The summer months in the US and Europe often spur a flurry of flying and driving, and there are signs that this season will be good for travel companies. The airline industry’s main trade group this month doubled its forecast for global net profit in 2023 to $9.8 billion, thanks in part to a surge in flying in North America and Europe. Cruise line operators are seeing a jump in demand.
But once summer vacation season fizzles out, it’s harder to forecast how much consumers will be willing to spend. Pent-up demand for vacationing after the pandemic seems to have mostly petered out, and it’s not clear how much business travel will pick up from here, said Bloomberg Intelligence’s senior analyst George Ferguson.
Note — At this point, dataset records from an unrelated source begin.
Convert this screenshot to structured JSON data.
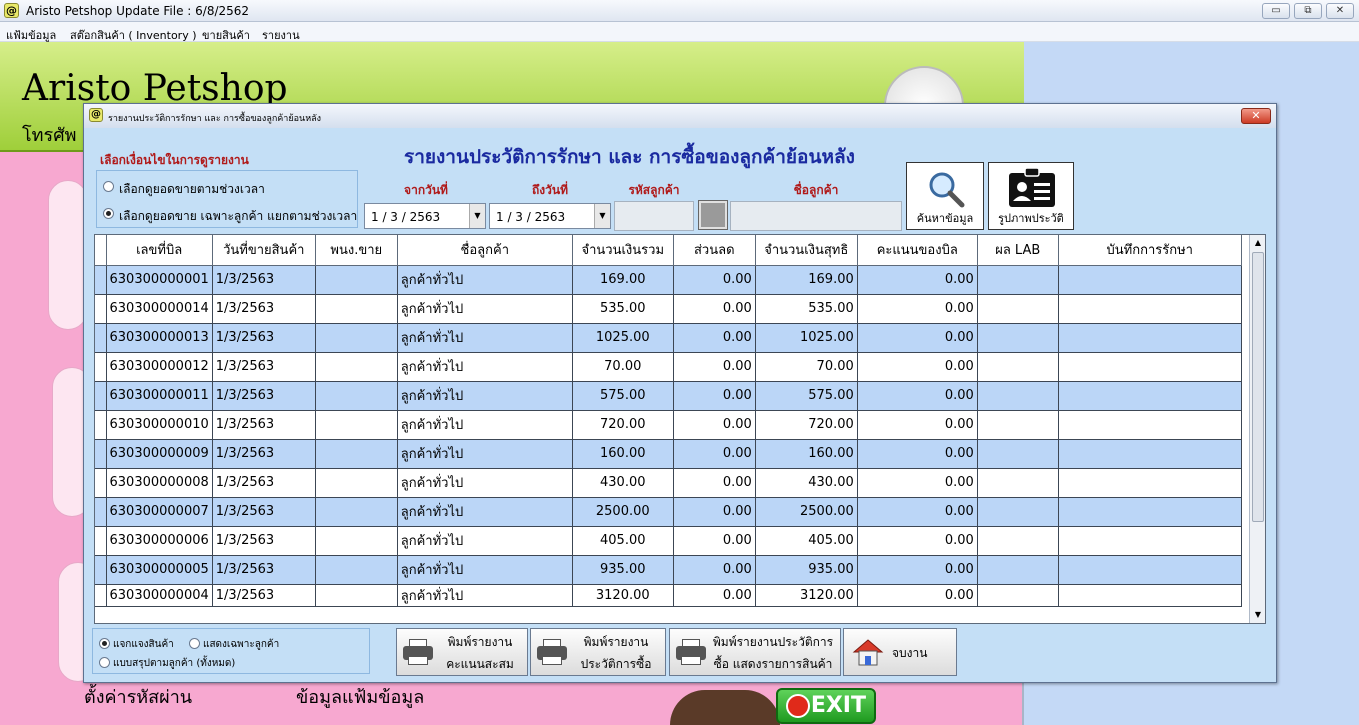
{
  "window": {
    "title": "Aristo Petshop  Update File : 6/8/2562",
    "logo_glyph": "@",
    "minimize_glyph": "▭",
    "restore_glyph": "⧉",
    "close_glyph": "✕"
  },
  "menu": [
    "แฟ้มข้อมูล",
    "สต๊อกสินค้า ( Inventory )",
    "ขายสินค้า",
    "รายงาน"
  ],
  "background": {
    "brand": "Aristo Petshop",
    "phone_prefix": "โทรศัพ",
    "left_text": "ตั้งค่ารหัสผ่าน",
    "middle_text": "ข้อมูลแฟ้มข้อมูล",
    "exit_label": "EXIT"
  },
  "dialog": {
    "title": "รายงานประวัติการรักษา และ การซื้อของลูกค้าย้อนหลัง",
    "heading": "รายงานประวัติการรักษา และ การซื้อของลูกค้าย้อนหลัง",
    "close_glyph": "✕",
    "conditions": {
      "label": "เลือกเงื่อนไขในการดูรายงาน",
      "options": [
        "เลือกดูยอดขายตามช่วงเวลา",
        "เลือกดูยอดขาย เฉพาะลูกค้า แยกตามช่วงเวลา"
      ],
      "selected_index": 1
    },
    "filters": {
      "from_label": "จากวันที่",
      "from_value": "1 / 3 / 2563",
      "to_label": "ถึงวันที่",
      "to_value": "1 / 3 / 2563",
      "customer_id_label": "รหัสลูกค้า",
      "customer_id_value": "",
      "customer_name_label": "ชื่อลูกค้า",
      "customer_name_value": "",
      "dropdown_arrow": "▼"
    },
    "search_button": "ค้นหาข้อมูล",
    "history_button": "รูปภาพประวัติ"
  },
  "grid": {
    "columns": [
      "เลขที่บิล",
      "วันที่ขายสินค้า",
      "พนง.ขาย",
      "ชื่อลูกค้า",
      "จำนวนเงินรวม",
      "ส่วนลด",
      "จำนวนเงินสุทธิ",
      "คะแนนของบิล",
      "ผล LAB",
      "บันทึกการรักษา"
    ],
    "rows": [
      {
        "bill": "630300000001",
        "date": "1/3/2563",
        "staff": "",
        "customer": "ลูกค้าทั่วไป",
        "total": "169.00",
        "discount": "0.00",
        "net": "169.00",
        "points": "0.00",
        "lab": "",
        "note": ""
      },
      {
        "bill": "630300000014",
        "date": "1/3/2563",
        "staff": "",
        "customer": "ลูกค้าทั่วไป",
        "total": "535.00",
        "discount": "0.00",
        "net": "535.00",
        "points": "0.00",
        "lab": "",
        "note": ""
      },
      {
        "bill": "630300000013",
        "date": "1/3/2563",
        "staff": "",
        "customer": "ลูกค้าทั่วไป",
        "total": "1025.00",
        "discount": "0.00",
        "net": "1025.00",
        "points": "0.00",
        "lab": "",
        "note": ""
      },
      {
        "bill": "630300000012",
        "date": "1/3/2563",
        "staff": "",
        "customer": "ลูกค้าทั่วไป",
        "total": "70.00",
        "discount": "0.00",
        "net": "70.00",
        "points": "0.00",
        "lab": "",
        "note": ""
      },
      {
        "bill": "630300000011",
        "date": "1/3/2563",
        "staff": "",
        "customer": "ลูกค้าทั่วไป",
        "total": "575.00",
        "discount": "0.00",
        "net": "575.00",
        "points": "0.00",
        "lab": "",
        "note": ""
      },
      {
        "bill": "630300000010",
        "date": "1/3/2563",
        "staff": "",
        "customer": "ลูกค้าทั่วไป",
        "total": "720.00",
        "discount": "0.00",
        "net": "720.00",
        "points": "0.00",
        "lab": "",
        "note": ""
      },
      {
        "bill": "630300000009",
        "date": "1/3/2563",
        "staff": "",
        "customer": "ลูกค้าทั่วไป",
        "total": "160.00",
        "discount": "0.00",
        "net": "160.00",
        "points": "0.00",
        "lab": "",
        "note": ""
      },
      {
        "bill": "630300000008",
        "date": "1/3/2563",
        "staff": "",
        "customer": "ลูกค้าทั่วไป",
        "total": "430.00",
        "discount": "0.00",
        "net": "430.00",
        "points": "0.00",
        "lab": "",
        "note": ""
      },
      {
        "bill": "630300000007",
        "date": "1/3/2563",
        "staff": "",
        "customer": "ลูกค้าทั่วไป",
        "total": "2500.00",
        "discount": "0.00",
        "net": "2500.00",
        "points": "0.00",
        "lab": "",
        "note": ""
      },
      {
        "bill": "630300000006",
        "date": "1/3/2563",
        "staff": "",
        "customer": "ลูกค้าทั่วไป",
        "total": "405.00",
        "discount": "0.00",
        "net": "405.00",
        "points": "0.00",
        "lab": "",
        "note": ""
      },
      {
        "bill": "630300000005",
        "date": "1/3/2563",
        "staff": "",
        "customer": "ลูกค้าทั่วไป",
        "total": "935.00",
        "discount": "0.00",
        "net": "935.00",
        "points": "0.00",
        "lab": "",
        "note": ""
      },
      {
        "bill": "630300000004",
        "date": "1/3/2563",
        "staff": "",
        "customer": "ลูกค้าทั่วไป",
        "total": "3120.00",
        "discount": "0.00",
        "net": "3120.00",
        "points": "0.00",
        "lab": "",
        "note": ""
      }
    ],
    "scroll_up_glyph": "▲",
    "scroll_down_glyph": "▼"
  },
  "bottom_options": {
    "options": [
      "แจกแจงสินค้า",
      "แสดงเฉพาะลูกค้า",
      "แบบสรุปตามลูกค้า (ทั้งหมด)"
    ],
    "selected_index": 0
  },
  "print_buttons": [
    {
      "line1": "พิมพ์รายงาน",
      "line2": "คะแนนสะสม"
    },
    {
      "line1": "พิมพ์รายงาน",
      "line2": "ประวัติการซื้อ"
    },
    {
      "line1": "พิมพ์รายงานประวัติการ",
      "line2": "ซื้อ แสดงรายการสินค้า"
    }
  ],
  "finish_button": "จบงาน",
  "colors": {
    "heading": "#1a2aa0",
    "condition_label": "#b01a1a",
    "row_alt": "#bbd6f7",
    "dialog_bg": "#c4dff6",
    "bg_form": "#f7a8d0",
    "bg_header": "#9fcf3a"
  }
}
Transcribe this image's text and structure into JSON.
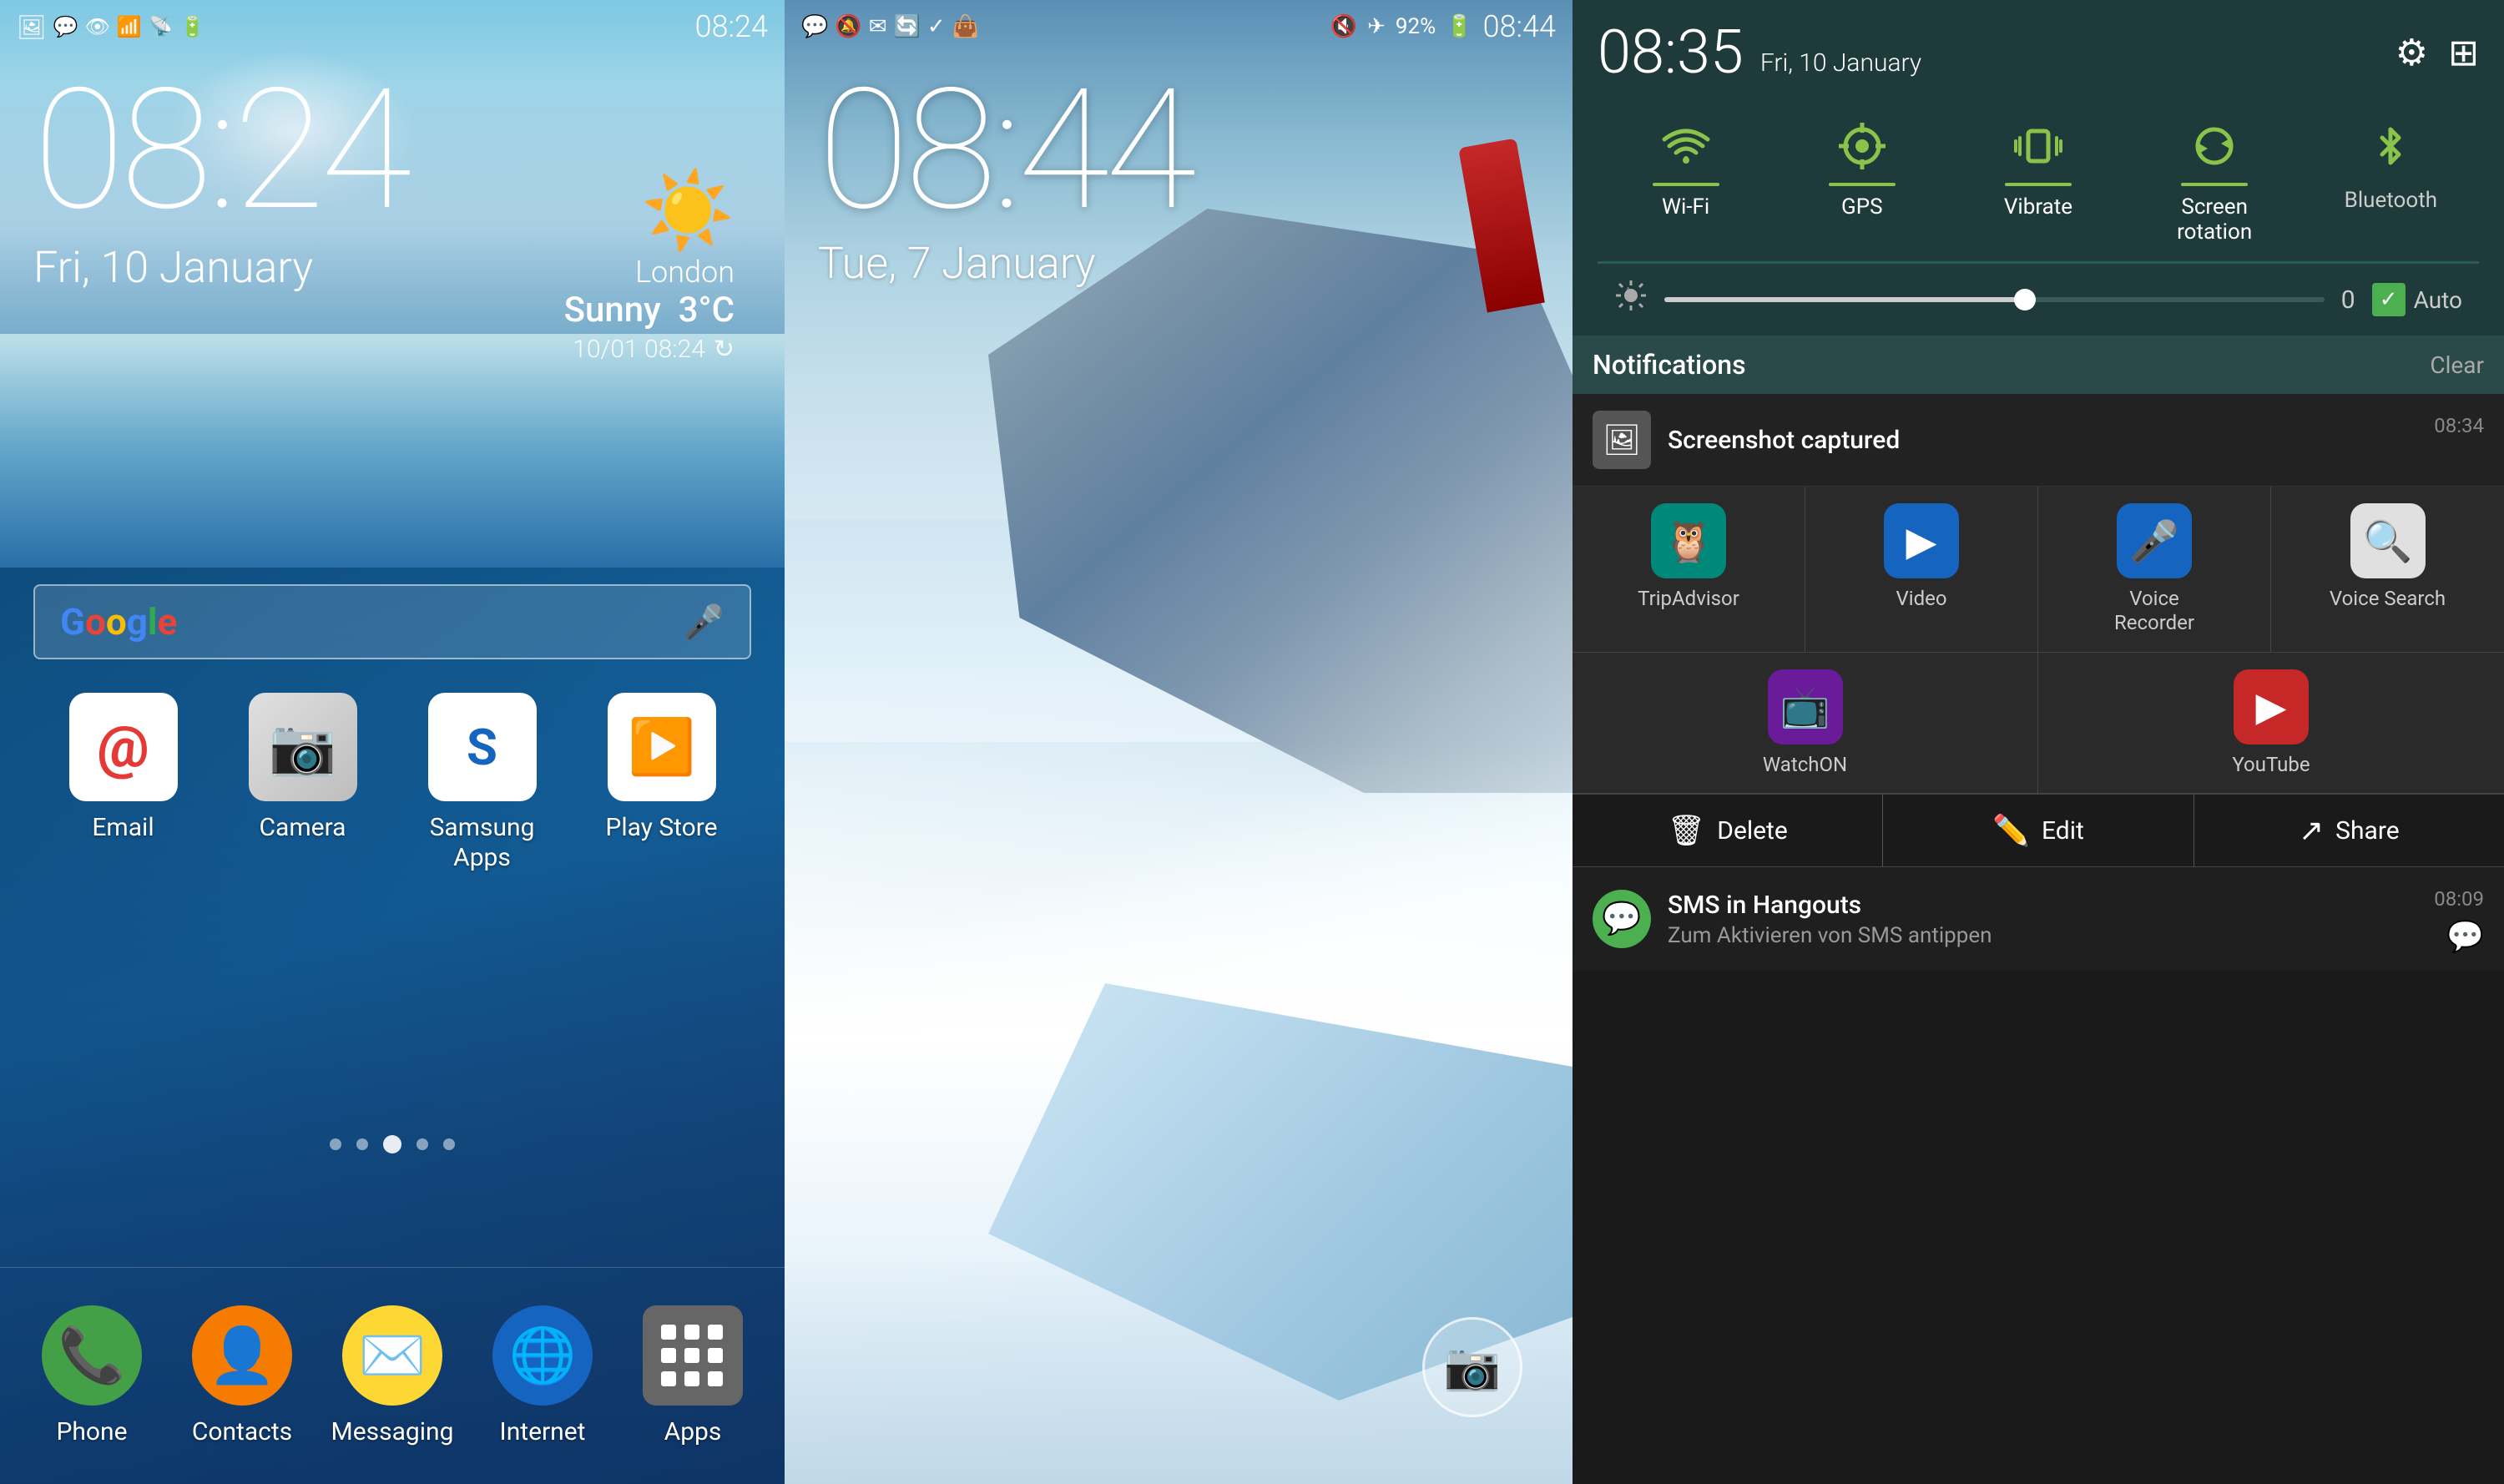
{
  "panel1": {
    "status_bar": {
      "time": "08:24",
      "left_icons": [
        "gallery-icon",
        "hangouts-icon",
        "eye-icon",
        "wifi-icon",
        "signal-icon",
        "battery-icon"
      ]
    },
    "time_display": "08:24",
    "date_display": "Fri, 10 January",
    "weather": {
      "city": "London",
      "condition": "Sunny",
      "temperature": "3°C",
      "datetime": "10/01  08:24"
    },
    "search_bar": {
      "brand": "Google",
      "placeholder": "Google"
    },
    "apps": [
      {
        "label": "Email",
        "icon": "email"
      },
      {
        "label": "Camera",
        "icon": "camera"
      },
      {
        "label": "Samsung\nApps",
        "icon": "samsung"
      },
      {
        "label": "Play Store",
        "icon": "playstore"
      }
    ],
    "dock": [
      {
        "label": "Phone",
        "icon": "phone"
      },
      {
        "label": "Contacts",
        "icon": "contacts"
      },
      {
        "label": "Messaging",
        "icon": "messaging"
      },
      {
        "label": "Internet",
        "icon": "internet"
      },
      {
        "label": "Apps",
        "icon": "apps"
      }
    ]
  },
  "panel2": {
    "status_bar": {
      "left_icons": [
        "hangouts-icon",
        "mute-icon",
        "email-icon",
        "sync-icon",
        "checkbox-icon",
        "bag-icon"
      ],
      "right_section": {
        "mute": "mute-icon",
        "airplane": "airplane-icon",
        "battery": "92%",
        "time": "08:44"
      }
    },
    "time_display": "08:44",
    "date_display": "Tue, 7 January"
  },
  "panel3": {
    "header": {
      "time": "08:35",
      "date": "Fri, 10 January",
      "icons": [
        "settings-icon",
        "grid-icon"
      ]
    },
    "toggles": [
      {
        "label": "Wi-Fi",
        "icon": "📶",
        "active": true
      },
      {
        "label": "GPS",
        "icon": "🎯",
        "active": true
      },
      {
        "label": "Vibrate",
        "icon": "📳",
        "active": true
      },
      {
        "label": "Screen\nrotation",
        "icon": "🔄",
        "active": true
      },
      {
        "label": "Bluetooth",
        "icon": "₿",
        "active": false
      }
    ],
    "brightness": {
      "value": "0",
      "auto_label": "Auto"
    },
    "notifications_label": "Notifications",
    "clear_label": "Clear",
    "screenshot_notif": {
      "title": "Screenshot captured",
      "time": "08:34"
    },
    "apps_row": [
      {
        "label": "TripAdvisor",
        "color": "#00897b"
      },
      {
        "label": "Video",
        "color": "#1565c0"
      },
      {
        "label": "Voice\nRecorder",
        "color": "#1565c0"
      },
      {
        "label": "Voice Search",
        "color": "#e0e0e0"
      }
    ],
    "apps_row2": [
      {
        "label": "WatchON",
        "color": "#6a1b9a"
      },
      {
        "label": "YouTube",
        "color": "#c62828"
      }
    ],
    "actions": [
      {
        "label": "Delete",
        "icon": "🗑"
      },
      {
        "label": "Edit",
        "icon": "✏️"
      },
      {
        "label": "Share",
        "icon": "↗"
      }
    ],
    "sms_notif": {
      "title": "SMS in Hangouts",
      "subtitle": "Zum Aktivieren von SMS antippen",
      "time": "08:09"
    }
  }
}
“Airline stocks have run pretty hard and they are among top performers in the S&P,” Ferguson said. However, he questions the the bullish assumption behind the rally that “the consumer is ready to meaningfully spend more on air travel and consume the same amount as previously” amid still-high interest rates and the possibility of a recession.
The two gauges of airlines and of hotel and cruise stocks are set to record their third straight weeks of gains, with Delta just coming off a 15-day win streak, its longest ever. A budding optimism about the US economy and a wider market rally have contributed to the strength in the group. At the same time, the price of oil has dipped sharply lower in the past three months, easing some of the cost pressures on airlines and cruise companies.
The US Global Jets ETF — which tracks the airline industry’s shares — is also on a stellar run, rising for 9 straight days, the biggest winning streak for the fund since Jan. 17.
Yet, a peek into the fund’s inflows suggests investors still have concerns about the stocks. Investors have taken assets out of the ETF for the past four quarters, with the three-month period ending in June also set to see outflows.
If anything, the rapid gains in airlines are fueling some short bets against the group, shrugging off the projections for record-high travel this summer. According to data from S&P Global Market Intelligence, short interest in passenger airlines was at 5.37% at the end of May, up 67 basis points from the end of January and the highest level of short interest in the industry in nearly a year.
Meanwhile, the pressure that airlines face could hit other travel-related companies, including hotels and cruise companies, as well as financial firms such as American Express Co. Earlier this week, Citi analyst Arren Cyganovich warned that the company was exposed to slowing spending trends. The credit-card company’s customers typically have high spending in travel and entertainment, making it a good barometer for the travel trends broadly.
All together, while travel stocks, especially airlines, are enjoying a nice run amid a broader market euphoria, a longer-lasting recovery in this group is expected to remain difficult.
“I don’t think airlines face clear skies at all,” BI’s Ferguson said. “The big question remains — is the consumer ready to spend more and consume the same or more? Or is this a bounce-back that will fade?”
--With assistance from Janet Freund.